Three recipes use milk — two use just regular milk, but one uses Eagle Brand, and I have to admit, I am a tiny bit curious about this. I think it would be too sweet, but I like sweet. I’m a little afraid to try it out. You might try using evaporated milk to make the cornbread — but when you look up that recipe, the first link is from the people who make evaporated milk. Never ask a barber if you need a haircut.

One recipe recommended using wine as a liquid. I am just going to leave that with you.

Butter

Almost every recipe used butter — sometimes as a medium to brown the aromatics (this is what I do) or just for the hell of it. So, yeah, butter.

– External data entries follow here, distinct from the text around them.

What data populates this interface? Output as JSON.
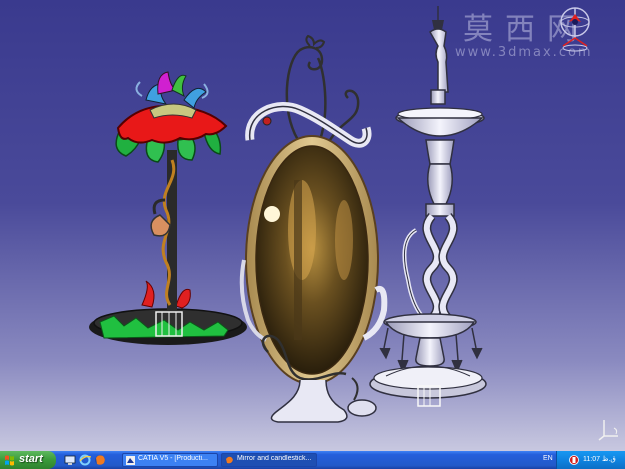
{
  "watermark": {
    "chinese": "莫西网",
    "url": "www.3dmax.com"
  },
  "viewport": {
    "background_top": "#3a3a8e",
    "background_bottom": "#c8c8e0",
    "objects": [
      "candlestick-lamp",
      "oval-mirror",
      "tall-candlestick"
    ]
  },
  "taskbar": {
    "start_label": "start",
    "quick_launch": [
      "desktop-icon",
      "ie-icon",
      "firefox-icon"
    ],
    "tasks": [
      {
        "label": "CATIA V5 - [Producti...",
        "icon": "catia-icon",
        "active": false
      },
      {
        "label": "Mirror and candlestick...",
        "icon": "firefox-icon",
        "active": true
      }
    ],
    "language": "EN",
    "clock": "11:07 ق.ظ"
  },
  "colors": {
    "taskbar_blue": "#245edb",
    "start_green": "#3a9a3a",
    "tray_blue": "#0f83e0"
  }
}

Other Stuff You Can Try, Why Not

Apples? I mean, sure, why not. Mushrooms? I mean, I guess. Bon Appetit suggests corn nuts, which just sounds weird. Pecans and cranberries could work but you are going to have cranberry sauce and pecan pie, aren’t you? AREN’T YOU?

Conclusions

There is a good bit of variety in these recipes, but you know, really not that much. Getting the basics right is more important than the variations. If you can make cornbread, that’s half the battle. Then all you need to do is add butter and onions and celery, add in some sage, drown it with chicken stock, bake it, and you’re golden. Anything else is just gravy.

And please don’t put hard-boiled eggs in the gravy. I am begging you.